I drove to her home and studio, now a museum, and I stood outside her beloved garden, and I turned around and around. I was looking for what she saw and recognizing so much of it. This is what she wanted us to see.
But what about the woman who, after her husband died, came to New Mexico and lived alone. By day she explored and painted. By night climbed her "ladder to the moon" and laid on her flat adobe roof. Alone with the mountains and stars.
What do we know about her?
We know what she wanted us to know. She was an avid traveler crossing the globe many times. A fierce feminist and an unrelenting loner. Maybe for a while, she went crazy. She didn’t work at all, and then she did again. This is what the record shows.
I’ve spent the last month following her footsteps. I looked out my window and stared at the Taos mountains for hours. I’ve climbed its peaks and marveled in their grandeur.
Also I’ve stood about “her mountain” at Ghost Ranch. Her home in Abiquiu and at the museum. Surely they should know all there is to know about her and still, she is elusive to me.

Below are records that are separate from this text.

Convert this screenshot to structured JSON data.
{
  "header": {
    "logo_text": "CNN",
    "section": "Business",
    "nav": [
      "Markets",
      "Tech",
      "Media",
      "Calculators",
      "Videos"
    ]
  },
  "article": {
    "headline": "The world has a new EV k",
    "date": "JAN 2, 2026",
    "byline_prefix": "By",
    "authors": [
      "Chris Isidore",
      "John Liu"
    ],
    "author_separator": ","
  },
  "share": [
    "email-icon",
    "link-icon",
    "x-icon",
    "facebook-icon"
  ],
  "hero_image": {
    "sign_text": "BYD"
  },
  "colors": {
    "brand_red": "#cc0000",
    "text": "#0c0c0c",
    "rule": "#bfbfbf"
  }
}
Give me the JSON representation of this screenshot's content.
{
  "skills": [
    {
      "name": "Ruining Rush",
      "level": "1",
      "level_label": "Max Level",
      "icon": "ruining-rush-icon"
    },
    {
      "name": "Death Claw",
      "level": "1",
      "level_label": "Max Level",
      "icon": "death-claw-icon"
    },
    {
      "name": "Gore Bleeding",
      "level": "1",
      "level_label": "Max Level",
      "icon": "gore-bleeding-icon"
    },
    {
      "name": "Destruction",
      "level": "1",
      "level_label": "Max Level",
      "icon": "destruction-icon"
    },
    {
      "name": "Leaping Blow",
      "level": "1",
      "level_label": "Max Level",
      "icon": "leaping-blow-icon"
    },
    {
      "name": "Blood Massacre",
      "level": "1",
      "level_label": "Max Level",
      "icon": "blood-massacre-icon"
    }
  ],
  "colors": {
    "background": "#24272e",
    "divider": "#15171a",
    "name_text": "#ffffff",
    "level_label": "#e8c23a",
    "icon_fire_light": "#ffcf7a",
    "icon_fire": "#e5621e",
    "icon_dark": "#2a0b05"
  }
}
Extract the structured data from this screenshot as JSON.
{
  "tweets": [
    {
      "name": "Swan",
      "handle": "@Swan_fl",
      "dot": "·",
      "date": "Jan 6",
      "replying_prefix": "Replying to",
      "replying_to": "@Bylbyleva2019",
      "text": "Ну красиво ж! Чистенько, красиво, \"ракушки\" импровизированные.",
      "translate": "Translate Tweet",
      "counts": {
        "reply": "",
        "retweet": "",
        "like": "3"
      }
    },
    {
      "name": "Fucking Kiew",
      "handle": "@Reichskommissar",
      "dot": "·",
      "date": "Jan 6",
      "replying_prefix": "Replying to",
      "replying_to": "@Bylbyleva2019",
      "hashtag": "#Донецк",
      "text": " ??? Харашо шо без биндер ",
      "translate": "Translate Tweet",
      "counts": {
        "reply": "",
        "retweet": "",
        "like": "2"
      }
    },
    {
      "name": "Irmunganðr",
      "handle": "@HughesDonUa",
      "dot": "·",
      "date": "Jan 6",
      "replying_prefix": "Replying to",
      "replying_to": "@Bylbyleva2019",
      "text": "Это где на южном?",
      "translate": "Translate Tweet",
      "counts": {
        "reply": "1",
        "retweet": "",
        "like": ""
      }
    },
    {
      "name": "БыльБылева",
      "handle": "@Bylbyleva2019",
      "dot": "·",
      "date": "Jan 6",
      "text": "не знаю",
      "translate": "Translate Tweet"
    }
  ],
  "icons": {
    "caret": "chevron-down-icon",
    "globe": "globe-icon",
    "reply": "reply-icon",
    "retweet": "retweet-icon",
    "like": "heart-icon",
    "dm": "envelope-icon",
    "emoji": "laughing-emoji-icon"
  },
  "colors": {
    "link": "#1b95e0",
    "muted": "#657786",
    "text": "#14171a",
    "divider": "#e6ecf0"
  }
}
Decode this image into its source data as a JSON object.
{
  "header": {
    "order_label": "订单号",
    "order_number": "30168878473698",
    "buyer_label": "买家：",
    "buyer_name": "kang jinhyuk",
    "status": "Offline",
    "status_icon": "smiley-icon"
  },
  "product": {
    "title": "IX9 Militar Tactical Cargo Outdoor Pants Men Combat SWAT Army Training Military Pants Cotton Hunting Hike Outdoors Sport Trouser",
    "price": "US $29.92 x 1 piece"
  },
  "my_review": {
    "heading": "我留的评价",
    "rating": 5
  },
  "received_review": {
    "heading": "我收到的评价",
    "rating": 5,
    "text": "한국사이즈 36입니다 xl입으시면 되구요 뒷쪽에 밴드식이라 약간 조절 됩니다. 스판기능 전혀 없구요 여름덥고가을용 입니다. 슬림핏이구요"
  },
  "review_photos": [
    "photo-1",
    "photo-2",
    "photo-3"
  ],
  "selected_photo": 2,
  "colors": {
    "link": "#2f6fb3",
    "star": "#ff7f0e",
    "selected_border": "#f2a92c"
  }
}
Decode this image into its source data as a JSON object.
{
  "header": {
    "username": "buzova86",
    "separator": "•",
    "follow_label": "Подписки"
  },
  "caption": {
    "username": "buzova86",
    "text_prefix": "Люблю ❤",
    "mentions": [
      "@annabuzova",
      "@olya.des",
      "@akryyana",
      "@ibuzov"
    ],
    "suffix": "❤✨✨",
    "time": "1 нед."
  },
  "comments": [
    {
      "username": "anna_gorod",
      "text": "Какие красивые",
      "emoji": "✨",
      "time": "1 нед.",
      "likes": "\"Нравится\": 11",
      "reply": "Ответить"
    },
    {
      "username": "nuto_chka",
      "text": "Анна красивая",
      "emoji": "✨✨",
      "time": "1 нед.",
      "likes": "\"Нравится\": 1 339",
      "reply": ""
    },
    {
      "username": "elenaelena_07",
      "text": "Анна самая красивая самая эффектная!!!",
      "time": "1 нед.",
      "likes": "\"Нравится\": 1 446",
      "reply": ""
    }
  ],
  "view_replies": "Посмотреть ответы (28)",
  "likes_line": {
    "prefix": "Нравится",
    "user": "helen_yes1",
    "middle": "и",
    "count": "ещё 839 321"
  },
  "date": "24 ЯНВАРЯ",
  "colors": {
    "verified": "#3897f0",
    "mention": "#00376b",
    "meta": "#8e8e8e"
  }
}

I’ve walked where she walked and stood where she stood and smelled the lilacs she must have smelled. I've gasped at the red, red, red, of the rocks and black mountains and white sand and sun and stars. I've wondered about a place called the Faraway, Nearby.
Still, I don’t know her any more than I did before about O'Keefe. But I’ve seen what she wanted me to see. And that is enough—more than enough.
Find the O'Keefe museum at 217 Johnson St, Santa Fe, NM 87501. Reservations are required.